In terms of length, the highest mean shoot length (1.55 ± 0.09 cm) was obtained on MS medium containing 0.5 mg/l TDZ. Aasim et al. [38] showed that the maximum number of shoots was recorded on MS medium containing 0.4 mg/l TDZ with highest shoot length of 1.20 cm. On the other hand, the shortest mean shoot length (0.31 ± 0.02 cm) was produced on MS medium containing 1.0 mg/l TDZ in combination with 0.5 mg/l IBA. Bisht et al. [39] who worked on Polygonatum verticillatum, suggested that the promoter effect of TDZ regarding growth is due to its own biological activities similar to N-substituted cytokinin or it may induce the synthesis or accumulation of an endogenous cytokinin. In case of TDZ and NAA combinations, the highest mean number of shoots (4.70 ± 0.32) was produced on MS medium containing 1.5 mg/l TDZ in combination with 0.5 mg/l NAA
Generally, among all growth regulators used in shoot multiplication, the highest mean shoot number (8.5 ± 0.69) was obtained on MS medium containing 1.5 mg/l BAP in combination with 0.1 mg/l IBA. On the other hand, the lowest mean shoot number per explant (2.10 ± 0.12) was obtained on basal MS medium. MS medium containing 2.5 mg/l BAP in combination with 0.1 mg/l IBA produced the highest mean shoot length (2.11 ± 0.45 cm) while the shortest mean shoot length (0.16 ± 0.01 cm) was produced on MS medium containing 2.5 mg/l TDZ in combination with 0.01 mg/l NAA and this short shoot production could be due to higher inhibition of apical dominance by TDZ than BAP.

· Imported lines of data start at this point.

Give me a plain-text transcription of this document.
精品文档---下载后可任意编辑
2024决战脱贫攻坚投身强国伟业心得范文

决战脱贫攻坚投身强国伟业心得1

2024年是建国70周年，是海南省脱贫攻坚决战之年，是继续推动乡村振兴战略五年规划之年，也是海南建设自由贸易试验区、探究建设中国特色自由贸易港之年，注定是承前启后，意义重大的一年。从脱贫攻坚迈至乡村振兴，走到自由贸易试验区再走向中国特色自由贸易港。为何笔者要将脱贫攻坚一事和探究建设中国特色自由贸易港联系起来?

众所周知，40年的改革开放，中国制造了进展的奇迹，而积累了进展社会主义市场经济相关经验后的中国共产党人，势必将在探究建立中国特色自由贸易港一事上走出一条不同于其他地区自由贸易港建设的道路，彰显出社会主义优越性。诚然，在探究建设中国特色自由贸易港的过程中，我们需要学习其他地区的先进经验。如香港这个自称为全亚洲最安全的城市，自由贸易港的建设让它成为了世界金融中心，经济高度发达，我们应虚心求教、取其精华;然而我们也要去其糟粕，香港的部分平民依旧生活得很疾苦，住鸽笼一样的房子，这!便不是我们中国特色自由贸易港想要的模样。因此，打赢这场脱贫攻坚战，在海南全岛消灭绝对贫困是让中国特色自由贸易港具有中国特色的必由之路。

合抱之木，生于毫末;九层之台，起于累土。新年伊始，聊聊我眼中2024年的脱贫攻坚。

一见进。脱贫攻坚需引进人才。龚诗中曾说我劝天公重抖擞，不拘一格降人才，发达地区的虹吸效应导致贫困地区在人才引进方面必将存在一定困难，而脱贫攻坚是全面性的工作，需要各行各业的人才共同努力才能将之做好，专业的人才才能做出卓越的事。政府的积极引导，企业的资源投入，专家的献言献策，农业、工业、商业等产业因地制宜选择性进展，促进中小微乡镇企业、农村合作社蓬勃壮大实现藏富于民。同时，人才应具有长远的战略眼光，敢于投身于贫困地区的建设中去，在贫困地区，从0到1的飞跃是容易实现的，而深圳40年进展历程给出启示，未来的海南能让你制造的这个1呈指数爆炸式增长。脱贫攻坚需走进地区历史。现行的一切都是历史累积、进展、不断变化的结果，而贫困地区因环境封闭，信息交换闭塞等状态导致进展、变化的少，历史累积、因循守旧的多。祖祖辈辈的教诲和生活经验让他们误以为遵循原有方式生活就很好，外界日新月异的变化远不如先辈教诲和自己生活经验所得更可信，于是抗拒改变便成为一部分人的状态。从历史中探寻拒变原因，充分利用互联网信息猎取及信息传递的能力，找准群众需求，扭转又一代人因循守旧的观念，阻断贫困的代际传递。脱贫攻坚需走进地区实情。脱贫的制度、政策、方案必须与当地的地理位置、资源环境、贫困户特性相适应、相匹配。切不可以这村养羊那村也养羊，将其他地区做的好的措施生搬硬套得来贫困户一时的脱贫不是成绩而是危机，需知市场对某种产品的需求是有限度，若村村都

Interestingly, full-strength MS medium containing 2.0 mg/l IAA, resulted in better rooting response (3.73 ± 0.69) as compared to IBA and NAA contrary to the most common half-strength MS medium used for rooting. IAA was found to be effective on rooting of Malus pumila [40]. In addition, Alagesaboopathi [41] reported 55.14% of rooting from Andrographis macrobotrys using IAA. Contrary to the results of our study, Shen et al. [42] pointed out that IAA failed to induce root formation on a medicinal tree plant, Casuarina cunninghamiana. It is important to work more on in vitro production of root and also root culture as the roots are used for medicinal purposes.
In this study, 60% plants survived in glasshouse after a month. This low survival percentage might be due to small root number or hairs, fungal contamination, and rotting. According to Bohidar et al. [43] who worked on medicinal plant, Ruta graveolens, the dead plantlets were due to improper development of root system in the culture. None of the plantlets survived in pots which were not covered with polyethylene bags.